10271 - Chopsticks

[stcheung]

There's not much hints on this problem so I had to get inspiration by actually reading the code above. Let me throw out some pointers:
(1) Your DP solution should keep track of D[k][n], which represents the minimal badness that can be achieved if you must pick k pairs of chopsticks from chopsticks 1...n
(2) You need to determine how to fill D[k] based on all the D[k-1][]
(3) Note that the 3rd chopstick for each set in D[k][n] above may or may not come from chopsticks 1...n
(4) While filling the D[k][n], you need to separately keep track of how many more chopstick pairs you can form, and whether there are enough "3rd chopsticks". You need to be careful and think through the couple different cases.

[amr saqr]

I don't know what's wrong with my code, it gives TLE,
can anyone help me plz,
here is the code

Code: Select all

#include <iostream>
#include <algorithm>
#include <limits.h>
using namespace std;
int memo[1008][5000],k,n,t,sticks[5000];
int sqr(int x)
{
	return x*x;
}
int val(int x,int y)
{
	return sqr(x-y);
}
int dp(int p,int ind)
{
	if (p==k)
		return 0;
	int &ret=memo[p][ind];
	if (ret!=-1)
		return ret;
	ret=INT_MAX;	
	for (int i=ind;(n-i-3)/3.0>=k-p-1.0;i++)
		ret=min(ret,val(sticks[i],sticks[i+1])+dp(p+1,i+2));
	return ret;
}
int main()
{
	//freopen("input.txt","r",stdin);
	cin>>t;
	while (t--)
	{
		cin>>k>>n;
		k+=8;
		for (int i=0;i<n;i++)
			cin>>sticks[i];
		for (int i=0;i<k;i++)
			memset(memo[i],-1,n*4);
		cout<<dp(0,0)<<endl;
	}
	return 0;
}

[deathwalk]

All right - I gave in after trying this for too long:( Searched around a bunch and found the following code in two places - funny it works too.

!!!Spoiler Alert!!!
http://code.google.com/p/acm-uva-ufrgs/ ... svn24&r=24
!!!End Spoiler!!!

Can someone take a look at the code and explain a couple of things to me? because if I change the values according to my questions below, this one fails.

0. How do you figure out what are the pairs chosen? (I am assuming at the turn of the numbers - am I right?)
1. What do they do to prevent choosing the same value over and over again? (Note: Even after the accumulated sum, you could end up being the smallest on the whole list).
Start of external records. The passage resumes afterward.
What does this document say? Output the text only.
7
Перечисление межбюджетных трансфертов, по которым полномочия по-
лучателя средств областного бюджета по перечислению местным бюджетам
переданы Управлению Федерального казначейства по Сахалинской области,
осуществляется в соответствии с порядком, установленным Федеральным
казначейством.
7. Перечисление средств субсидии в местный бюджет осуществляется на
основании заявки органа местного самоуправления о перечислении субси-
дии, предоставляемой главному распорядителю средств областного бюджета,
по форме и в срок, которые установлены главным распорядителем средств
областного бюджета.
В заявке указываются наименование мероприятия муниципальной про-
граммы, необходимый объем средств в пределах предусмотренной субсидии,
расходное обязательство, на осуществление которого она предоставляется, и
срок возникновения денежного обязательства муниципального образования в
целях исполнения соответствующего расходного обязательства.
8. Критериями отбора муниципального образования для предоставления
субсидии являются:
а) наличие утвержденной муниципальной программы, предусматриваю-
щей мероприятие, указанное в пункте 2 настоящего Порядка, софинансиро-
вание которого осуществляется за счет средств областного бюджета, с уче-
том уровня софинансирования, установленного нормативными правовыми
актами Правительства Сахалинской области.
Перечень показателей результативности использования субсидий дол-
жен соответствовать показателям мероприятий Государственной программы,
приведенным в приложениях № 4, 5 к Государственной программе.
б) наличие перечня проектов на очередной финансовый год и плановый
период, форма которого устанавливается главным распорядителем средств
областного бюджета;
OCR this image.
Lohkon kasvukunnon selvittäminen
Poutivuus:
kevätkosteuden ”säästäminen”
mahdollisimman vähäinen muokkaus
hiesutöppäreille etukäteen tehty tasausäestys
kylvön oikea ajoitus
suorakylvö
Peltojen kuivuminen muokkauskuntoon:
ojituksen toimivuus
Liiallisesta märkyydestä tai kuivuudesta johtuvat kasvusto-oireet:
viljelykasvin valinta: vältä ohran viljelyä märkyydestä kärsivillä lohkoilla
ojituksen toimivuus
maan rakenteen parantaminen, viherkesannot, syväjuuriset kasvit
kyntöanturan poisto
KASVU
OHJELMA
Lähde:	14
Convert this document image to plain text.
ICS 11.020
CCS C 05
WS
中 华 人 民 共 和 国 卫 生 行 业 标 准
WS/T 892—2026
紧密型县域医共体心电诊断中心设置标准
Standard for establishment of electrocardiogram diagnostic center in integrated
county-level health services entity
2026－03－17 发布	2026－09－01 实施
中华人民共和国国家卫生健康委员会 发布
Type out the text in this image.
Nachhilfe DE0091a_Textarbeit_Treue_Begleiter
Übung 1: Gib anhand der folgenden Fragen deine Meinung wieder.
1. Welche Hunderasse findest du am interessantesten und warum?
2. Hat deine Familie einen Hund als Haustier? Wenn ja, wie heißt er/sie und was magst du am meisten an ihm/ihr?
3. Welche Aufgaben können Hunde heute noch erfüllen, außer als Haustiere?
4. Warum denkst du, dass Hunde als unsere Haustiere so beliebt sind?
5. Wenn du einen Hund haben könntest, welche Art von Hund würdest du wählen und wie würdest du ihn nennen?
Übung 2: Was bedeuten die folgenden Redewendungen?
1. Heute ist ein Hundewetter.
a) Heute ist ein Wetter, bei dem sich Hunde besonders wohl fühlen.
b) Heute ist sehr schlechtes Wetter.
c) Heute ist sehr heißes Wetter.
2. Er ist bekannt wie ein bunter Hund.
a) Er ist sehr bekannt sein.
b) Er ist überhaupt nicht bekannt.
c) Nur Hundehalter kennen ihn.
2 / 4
This also means the 0 question assumption is wrong.
2. What is the significance of their supposed third stick move? How does it ensure there is a left over stick?

Thanks a lot and sorry for the necro!

[annhy]

If you reverse the input array first (descending order), checking the existence of the longest chopstick of each set would be easier.

Hope it helps.

[Farsan]

Got TLE... is memoization possible for such huge size of input??

Code: Select all

#include<cstdio>
#include<sstream>
#include<cstdlib>
#include<cctype>
#include<cmath>
#include<algorithm>
#include<set>
#include<queue>
#include<stack>
#include<list>
#include<iostream>
#include<fstream>
#include<numeric>
#include<string>
#include<vector>
#include<cstring>
#include<map>
#include<iterator>
#include<limits>
#include<iomanip>
#define inf 10000000000000
#define Max(v) *max_element(v.begin(),v.end())
#define Min(v) *min_element(v.begin(),v.end())
#define inp1(x) scanf("%d",&x)
#define inp2(x,y) scanf("%d %d",&x,&y)
#define Unique(v) v.resize(unique(v.begin(),v.end())-v.begin())
#define Sort(v) sort(v.begin(),v.end(),greater<int>());
#define fread() freopen("inp.txt","r",stdin)
#define fwrite() freopen("out.txt","w",stdout)
#define mem(n,m) memset(n,m,sizeof n)
int Set(int N,int pos){return N=N | (1<<pos);}
int reset(int N,int pos){return N= N & ~(1<<pos);}
bool check(int N,int pos){return (bool)(N & (1<<pos));}
int cnt_leading_zero_bits(int N){return __builtin_clz(N);}
int cnt_trailing_zero_bits(int N){return __builtin_ctz(N);}
int cnt_no_of_bits_on(int N){return __builtin_popcount(N);}

//priority_queue< int, vector<int>, greater<int> > PQ;// keeps in ascending order
// bool operator < ( const node& b ) const


using namespace std;

long long dp[1010][5010],N,K;
int stk[5010];

long long solve(int prson,int chop,int baki)
{
    if(N-chop+1<baki)
    return inf;
    if(prson>K)
    {
        if(N-chop+1>=baki)
        return 0;
        return inf;
    }
    if(dp[prson][chop]!=-1)
    return dp[prson][chop];
    long long i,j,k,m,mx1=inf,mx=inf;
    for(i=chop,k=0;i<N;i++)
    {
        for(j=i+2,k=0;j<=N;j++,k++)
        {
            mx1=(stk[i+1]-stk[i])*(stk[i+1]-stk[i]);
            m=baki-k;
            if(m<0)
            m=0;
            mx1+=solve(prson+1,j,m+1);
            mx=min(mx1,mx);
        }
    }
    return dp[prson][chop]=mx;
}


int main()
{

    int i,j,k,m,n,t;
    inp1(t);
    while(t--)
    {
        inp2(K,N);
        K=K+8;
        for(i=1;i<=N;i++)
        {
            inp1(stk[i]);
            mem(dp[i],-1);
        }
        cout<<solve(1,1,1)<<endl;
    }
    return 0;
}

[brianfry713]

You can solve each test case in O(K * N) using DP.